It's a little strange feeling since I haven't had the goal to write every day. I feel like I am slacking, even though I know the other things I am doing with my time are (mostly ) worthy. I guess I have been watching a lot of "Lost" on hulu, but I often do my "intentional movement" while I watch so it does double duty.
I am feeling better in many respects.
I met a very beautiful, kind and intelligent man at lunch the other day. In just our very brief conversation he inspired me to do more self care and to realize that I deserve it. That afternoon as soon as I had time I made an appt. with Dr. Karin. When she worked on me yesterday she really moved some things around and a lot of times places she can't get to move because I can't relax, just wonked right into place. My left leg and foot have been swelling badly again, like the old days, even though I have gone back to the old higher dose of the diuretic. She did some deep work on the places to open of the channels for the lymphatic fluid. It was visibly better when she was done. She said you can't tell how long it will last - could be an hour - could be a week. She gave me some exercises to do to help keep it flowing back up. I am not very good at following those kind of instructions. I need to learn to do that kind of self care too!
Tonight was supposed to be Michael's lesson with Shelley, the classical teacher, but she emailed and said she had to cancel so I contacted Ben and we did what we have been doing. He comes over here and I feed him and they have their lesson. It works out so nicely. I don't have to go anywhere. Ben and Michael get a good dinner. I have motivation to cook, which I have lacked lately, and it just feels really cozy and nice. It's kind of nice to have Beautiful Ben get to know our home and the people we are. Even though I think he's having some kind of mid-life crisis, he's so talented and intelligent he is a nice addition to our lives. He has taught Michael so much musically I am secretly hoping he gives up his mid-life crisis plan to move to Las Vegas and try to make a living playing poker (no kidding). My son has learned so much he sat at the table the other day with his composition and composed music out of his head onto the score paper. I know it's talent in addition, but Ben taught him how to get it out of his head and onto the paper. A little of me can't handle how talented Michael may really be. I'm not sure why it frightens me a little bit.
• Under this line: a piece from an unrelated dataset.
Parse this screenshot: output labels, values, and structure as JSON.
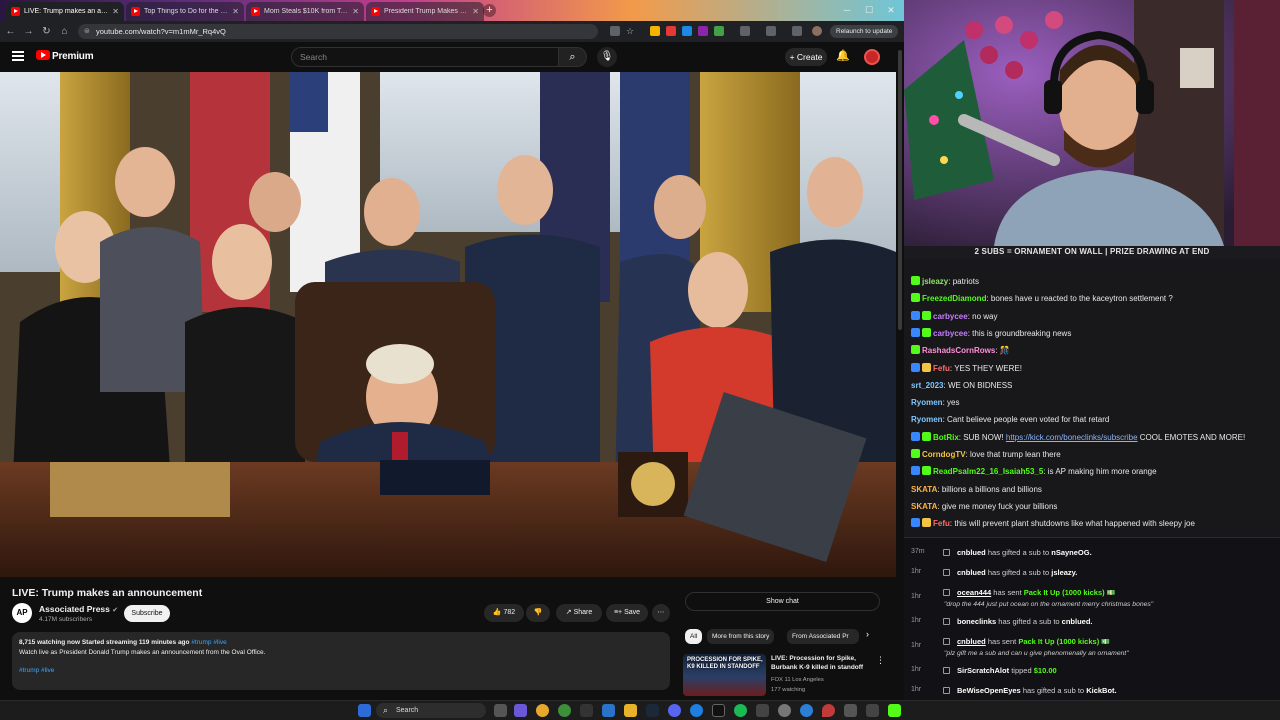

We have a big weekend ahead of us. Saturday Michael has a workshop about particle physics that culminates this summer with a trip to Fermilab. He has to leave early, however to go to Indianapolis for the State Solo Ensemble competition. Sunday he has a concert with the Bloomington Symphony, where his orchestra plays a couple of songs along with the BSO. Somewhere in there I have to bake cookies for the reception for the concert. I planned some elaborate musical note shaped cookies with a prominently displayed Hope's Homemades card or two, but I think I may have to settle for brownies because of time constraints. Maybe I should make Amber's two-bite brownies and pipe a couple of music notes on each one...except they sure are cute with the swirls of frosting! I bought these teeny peanut butter cups at Trader Joe's last week and I want to make brownies with them inside and then put peanut butter frosting on top, maybe I'll do that. Who knows?
Of course it's too late as usual. I was so content after the nice dinner and listening to the cello lesson and I lay down while Michael ironed his tux shirt and we chatted until I fell asleep, so now I am up too late again. That's my life.
Losing a Parent
6 years ago
3 comments:
And a good life at that: lovely children, family and friends.
Not small things. xo
Yes, I agree. Even though I am still having some moments here and there it is hard to believe that two weeks ago I was in such a severe depression I was feeling like I might need hospitalized. I think setting some boundaries in a couple of relationships has helped and probably the ever lengthening amount of sunlight during the days.
I am feeling a direct correlation in the amount of sunlight and my mood.
Also- something I've done is the two bit brownies with chocolate musical notes on top. I piped them in chocolate on waxed paper and froze them- then stuck them on. Adorable and quick.
Although do you have a note shaped cookie cutter? If you do an 'easy' way to 'frost' cookies is with fondant- I don't know if you've tried the fondant or not- but if you cut your cookies out and bake and while they're baking cut fondant with the same cutter then when you take the cookies out of the oven you put the fondant cutout on top and it 'melts' to the cookie and will be just slightly smaller. Looks like fancy frosting but it's super easy.
Of course PB brownies sound good too. I saw a recipe for cookie dough cupcakes that I'm dieing to try- but I need a good reason first.
Um... I got so distracted by food talk I don't know what else I was going to say.
Oh yeah- I think we need a video of some ben/michael playing together. I loves me some Cello.